After the partition of India in 1947, Manorama Basu led a movement to supply food in Barisal, for which she was imprisoned for a year. She was later imprisoned for another three years under the Public Safety Act until her release in 1952.

In 1954, the growing political instability and unrest in East Pakistan (present-day Bangladesh) compelled Manorama Basu to go into temporary hiding. However, when the situation became more conducive, she resurfaced and dedicated herself to the work of the Matrimandir Ashram, which she had established earlier. Recognizing the importance of ensuring the long-term sustenance of the Ashram's activities, Manorama Basu deciced to bequeath all of her personal property to the institution.

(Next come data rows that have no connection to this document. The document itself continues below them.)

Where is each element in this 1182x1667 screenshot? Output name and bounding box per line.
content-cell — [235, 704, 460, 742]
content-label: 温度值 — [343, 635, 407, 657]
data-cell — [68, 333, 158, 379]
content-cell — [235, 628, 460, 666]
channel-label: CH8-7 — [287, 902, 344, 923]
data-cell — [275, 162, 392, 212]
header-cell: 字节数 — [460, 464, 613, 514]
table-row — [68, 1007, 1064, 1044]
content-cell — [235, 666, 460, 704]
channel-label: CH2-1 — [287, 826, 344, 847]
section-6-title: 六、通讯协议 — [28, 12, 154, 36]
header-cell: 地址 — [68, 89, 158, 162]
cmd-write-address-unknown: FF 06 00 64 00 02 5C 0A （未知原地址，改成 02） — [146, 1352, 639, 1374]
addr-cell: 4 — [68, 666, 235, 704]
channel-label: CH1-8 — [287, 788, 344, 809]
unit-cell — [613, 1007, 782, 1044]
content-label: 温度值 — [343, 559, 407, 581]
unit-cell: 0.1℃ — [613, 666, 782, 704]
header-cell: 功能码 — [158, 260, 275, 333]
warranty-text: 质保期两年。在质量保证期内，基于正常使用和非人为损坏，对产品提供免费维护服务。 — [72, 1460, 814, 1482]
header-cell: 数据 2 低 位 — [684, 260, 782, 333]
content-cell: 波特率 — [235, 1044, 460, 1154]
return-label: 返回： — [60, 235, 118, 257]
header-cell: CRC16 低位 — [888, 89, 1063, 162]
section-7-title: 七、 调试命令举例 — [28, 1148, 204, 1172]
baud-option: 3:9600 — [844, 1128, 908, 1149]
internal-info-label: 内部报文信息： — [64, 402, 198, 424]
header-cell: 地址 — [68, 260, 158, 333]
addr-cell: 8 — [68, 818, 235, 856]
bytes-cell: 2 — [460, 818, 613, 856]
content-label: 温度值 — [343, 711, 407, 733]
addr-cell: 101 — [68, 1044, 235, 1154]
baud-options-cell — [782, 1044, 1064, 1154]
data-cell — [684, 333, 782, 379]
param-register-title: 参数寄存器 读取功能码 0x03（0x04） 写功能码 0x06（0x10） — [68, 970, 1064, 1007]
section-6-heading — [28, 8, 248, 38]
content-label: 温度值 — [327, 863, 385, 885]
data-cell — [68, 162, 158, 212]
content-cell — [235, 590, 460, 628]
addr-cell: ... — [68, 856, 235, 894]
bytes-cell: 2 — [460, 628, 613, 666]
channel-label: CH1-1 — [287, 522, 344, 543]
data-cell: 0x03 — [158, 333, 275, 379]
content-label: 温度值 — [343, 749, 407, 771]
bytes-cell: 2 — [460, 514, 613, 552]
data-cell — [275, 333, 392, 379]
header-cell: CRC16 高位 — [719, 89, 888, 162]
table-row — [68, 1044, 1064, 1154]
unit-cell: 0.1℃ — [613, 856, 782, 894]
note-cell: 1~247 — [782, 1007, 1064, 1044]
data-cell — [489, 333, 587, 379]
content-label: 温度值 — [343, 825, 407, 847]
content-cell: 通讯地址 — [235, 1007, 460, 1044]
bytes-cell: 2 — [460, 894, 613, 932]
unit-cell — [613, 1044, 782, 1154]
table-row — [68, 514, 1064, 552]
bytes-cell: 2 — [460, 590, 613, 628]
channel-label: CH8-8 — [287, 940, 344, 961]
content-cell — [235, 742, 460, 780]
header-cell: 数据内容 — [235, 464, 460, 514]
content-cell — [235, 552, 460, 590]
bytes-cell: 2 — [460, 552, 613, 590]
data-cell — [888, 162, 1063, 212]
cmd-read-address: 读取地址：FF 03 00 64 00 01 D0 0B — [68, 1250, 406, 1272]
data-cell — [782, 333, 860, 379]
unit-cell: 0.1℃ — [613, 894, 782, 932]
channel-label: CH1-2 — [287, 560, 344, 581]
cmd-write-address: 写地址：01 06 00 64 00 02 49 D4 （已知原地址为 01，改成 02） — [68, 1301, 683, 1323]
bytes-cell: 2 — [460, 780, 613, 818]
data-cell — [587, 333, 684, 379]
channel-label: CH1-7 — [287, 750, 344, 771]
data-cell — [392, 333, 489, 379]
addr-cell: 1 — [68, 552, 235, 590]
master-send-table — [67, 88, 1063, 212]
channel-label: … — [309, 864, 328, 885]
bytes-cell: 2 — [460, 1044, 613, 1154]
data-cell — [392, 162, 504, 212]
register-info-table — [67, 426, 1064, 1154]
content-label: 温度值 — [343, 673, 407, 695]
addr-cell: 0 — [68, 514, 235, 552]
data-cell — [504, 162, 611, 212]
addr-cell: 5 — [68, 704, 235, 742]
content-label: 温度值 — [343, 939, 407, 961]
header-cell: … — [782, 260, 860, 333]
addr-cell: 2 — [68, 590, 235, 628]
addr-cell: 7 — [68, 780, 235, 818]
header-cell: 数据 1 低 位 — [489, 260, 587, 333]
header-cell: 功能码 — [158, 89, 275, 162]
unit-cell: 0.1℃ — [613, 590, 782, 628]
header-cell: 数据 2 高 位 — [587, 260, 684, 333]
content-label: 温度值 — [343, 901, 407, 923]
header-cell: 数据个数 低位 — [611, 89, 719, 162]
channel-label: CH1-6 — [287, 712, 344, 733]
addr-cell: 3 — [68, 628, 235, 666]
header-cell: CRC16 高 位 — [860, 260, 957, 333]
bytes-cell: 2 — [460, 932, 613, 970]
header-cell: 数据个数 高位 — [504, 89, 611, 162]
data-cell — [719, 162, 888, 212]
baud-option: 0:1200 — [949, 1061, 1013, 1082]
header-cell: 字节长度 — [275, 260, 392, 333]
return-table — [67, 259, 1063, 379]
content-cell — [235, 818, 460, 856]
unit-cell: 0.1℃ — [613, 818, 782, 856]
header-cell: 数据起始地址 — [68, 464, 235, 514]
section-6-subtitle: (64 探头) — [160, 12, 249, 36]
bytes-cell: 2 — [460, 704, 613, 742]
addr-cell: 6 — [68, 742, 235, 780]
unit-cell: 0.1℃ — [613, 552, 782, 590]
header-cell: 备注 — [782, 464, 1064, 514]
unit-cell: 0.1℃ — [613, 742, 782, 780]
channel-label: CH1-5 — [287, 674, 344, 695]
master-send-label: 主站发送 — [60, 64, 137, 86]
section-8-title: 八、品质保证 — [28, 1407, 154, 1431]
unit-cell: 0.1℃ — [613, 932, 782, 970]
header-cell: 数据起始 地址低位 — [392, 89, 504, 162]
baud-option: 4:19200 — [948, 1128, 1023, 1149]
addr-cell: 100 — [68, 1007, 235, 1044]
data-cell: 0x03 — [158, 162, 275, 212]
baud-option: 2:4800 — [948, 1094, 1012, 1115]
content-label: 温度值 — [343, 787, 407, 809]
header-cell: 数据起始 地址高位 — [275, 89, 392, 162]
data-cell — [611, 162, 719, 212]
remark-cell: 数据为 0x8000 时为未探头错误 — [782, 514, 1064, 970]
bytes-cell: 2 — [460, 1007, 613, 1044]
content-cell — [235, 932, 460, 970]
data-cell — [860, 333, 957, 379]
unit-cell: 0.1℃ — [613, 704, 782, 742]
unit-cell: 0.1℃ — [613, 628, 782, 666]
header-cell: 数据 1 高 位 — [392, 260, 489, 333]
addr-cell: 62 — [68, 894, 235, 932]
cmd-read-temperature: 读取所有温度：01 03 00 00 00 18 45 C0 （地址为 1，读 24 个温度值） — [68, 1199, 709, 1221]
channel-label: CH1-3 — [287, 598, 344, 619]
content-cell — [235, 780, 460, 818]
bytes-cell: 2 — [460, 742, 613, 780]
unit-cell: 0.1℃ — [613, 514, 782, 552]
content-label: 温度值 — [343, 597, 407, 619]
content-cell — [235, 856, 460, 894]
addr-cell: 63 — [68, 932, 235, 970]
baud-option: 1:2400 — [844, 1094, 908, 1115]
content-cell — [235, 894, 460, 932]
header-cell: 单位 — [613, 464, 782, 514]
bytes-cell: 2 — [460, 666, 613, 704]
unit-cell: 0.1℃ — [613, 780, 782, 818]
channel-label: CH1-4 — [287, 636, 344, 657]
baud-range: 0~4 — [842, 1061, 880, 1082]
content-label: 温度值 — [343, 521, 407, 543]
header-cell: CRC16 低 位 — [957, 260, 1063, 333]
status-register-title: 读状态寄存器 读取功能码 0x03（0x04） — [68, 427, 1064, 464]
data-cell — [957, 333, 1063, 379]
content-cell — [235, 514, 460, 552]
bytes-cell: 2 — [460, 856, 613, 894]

=== Role in popular movements ===
Manorama Basu played a crucial role in the popular movements that swept across East Pakistan (now Bangladesh) in the 1960s. She was at the forefront of the mass demonstrations and uprisings in 1962, 1964, and the pivotal revolt of 1969, which helped pave the way for the independence of Bangladesh.

=== Other contributions ===
In addition to her political activism, Manorama Basu was actively involved in social welfare activities. She established the Pallikalyan Amrta Pathagar (model primary school) and a playhouse for children in Barisal.

=== Later life and legacy ===
Manorama Basu was ailing from various ailments since 1983. She died on 16 October 1986, at the Matrimandir Ashram she had established in Kauniya, Barisal. She was the mother of four daughters and one son.

After her death, Manorama Basu's entire property was used to establish the "Manorama Basu Masima Memorial Trust" in 2001. The Matrimandir Ashram she had founded was later converted into a government primary school in Barisal.

Manorama Basu's contributions to the women's rights movement, the independence struggle, and the establishment of various social welfare institutions have been recognized with several posthumous awards, including the Sher-e-Bangla Medal in 1997 and the Begum Rokeya Padak by the Government of Bangladesh in 1999.

In 1971, the renowned writer and journalist Satyen Sen wrote the book "Manorama Masima" on the life and work of Manorama Basu.